The index rose to 63.6 in May, compared to 61.3 in April. Any figure over 50 indicates expansion, while any figure below, contraction.
The pace of growth is the fastest seen since February 2016 and activity in the sector has now increased for each of the past 45 months.
Increased activity in the housing sector, albeit off an extremely low base, fed into the numbers.
The Ulster Bank index within housing construction rose to 69.2 in May compared to 61.9 in April. For commercial activity, the index hit 65.2 last month from 59.6 in April.
But civil engineering continued to lag, edging just slightly higher to 51.8 in May from 51.4 a month earlier.
Simon Barry, Ulster Bank’s chief economist for the Republic of Ireland, said that the rate of expansion in the housing index was the second-fastest in the survey’s history.
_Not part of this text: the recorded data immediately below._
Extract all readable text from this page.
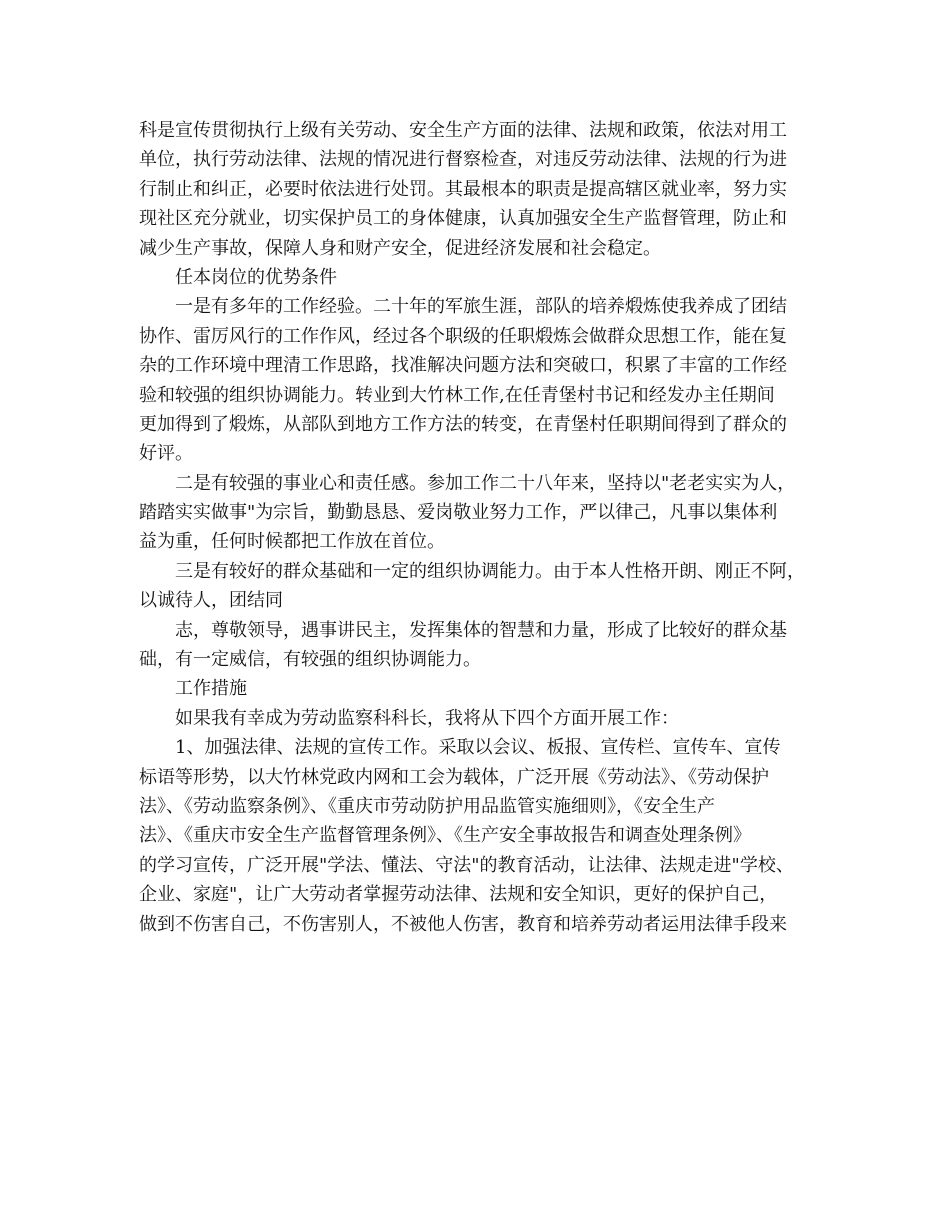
科是宣传贯彻执行上级有关劳动、安全生产方面的法律、法规和政策，依法对用工
单位，执行劳动法律、法规的情况进行督察检查，对违反劳动法律、法规的行为进
行制止和纠正，必要时依法进行处罚。其最根本的职责是提高辖区就业率，努力实
现社区充分就业，切实保护员工的身体健康，认真加强安全生产监督管理，防止和
减少生产事故，保障人身和财产安全，促进经济发展和社会稳定。
任本岗位的优势条件
一是有多年的工作经验。二十年的军旅生涯，部队的培养煅炼使我养成了团结
协作、雷厉风行的工作作风，经过各个职级的任职煅炼会做群众思想工作，能在复
杂的工作环境中理清工作思路，找准解决问题方法和突破口，积累了丰富的工作经
验和较强的组织协调能力。转业到大竹林工作,在任青堡村书记和经发办主任期间
更加得到了煅炼，从部队到地方工作方法的转变，在青堡村任职期间得到了群众的
好评。
二是有较强的事业心和责任感。参加工作二十八年来，坚持以"老老实实为人，
踏踏实实做事"为宗旨，勤勤恳恳、爱岗敬业努力工作，严以律己，凡事以集体利
益为重，任何时候都把工作放在首位。
三是有较好的群众基础和一定的组织协调能力。由于本人性格开朗、刚正不阿，
以诚待人，团结同
志，尊敬领导，遇事讲民主，发挥集体的智慧和力量，形成了比较好的群众基
础，有一定威信，有较强的组织协调能力。
工作措施
如果我有幸成为劳动监察科科长，我将从下四个方面开展工作：
1、加强法律、法规的宣传工作。采取以会议、板报、宣传栏、宣传车、宣传
标语等形势，以大竹林党政内网和工会为载体，广泛开展《劳动法》、《劳动保护
法》、《劳动监察条例》、《重庆市劳动防护用品监管实施细则》，《安全生产
法》、《重庆市安全生产监督管理条例》、《生产安全事故报告和调查处理条例》
的学习宣传，广泛开展"学法、懂法、守法"的教育活动，让法律、法规走进"学校、
企业、家庭"，让广大劳动者掌握劳动法律、法规和安全知识，更好的保护自己，
做到不伤害自己，不伤害别人，不被他人伤害，教育和培养劳动者运用法律手段来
“Strong market demand for the services of construction firms was very much evident in further substantial increases in new orders,” he said. “In turn, the buoyancy of the activity and new business trends remains a very important driver of job creation and input buying in construction.”
More than 25pc of respondents to the survey said they are hiring additional staff.
Respondents to the survey were also “strongly optimistic” about the year ahead. The acceleration in activity has also led to input cost inflation.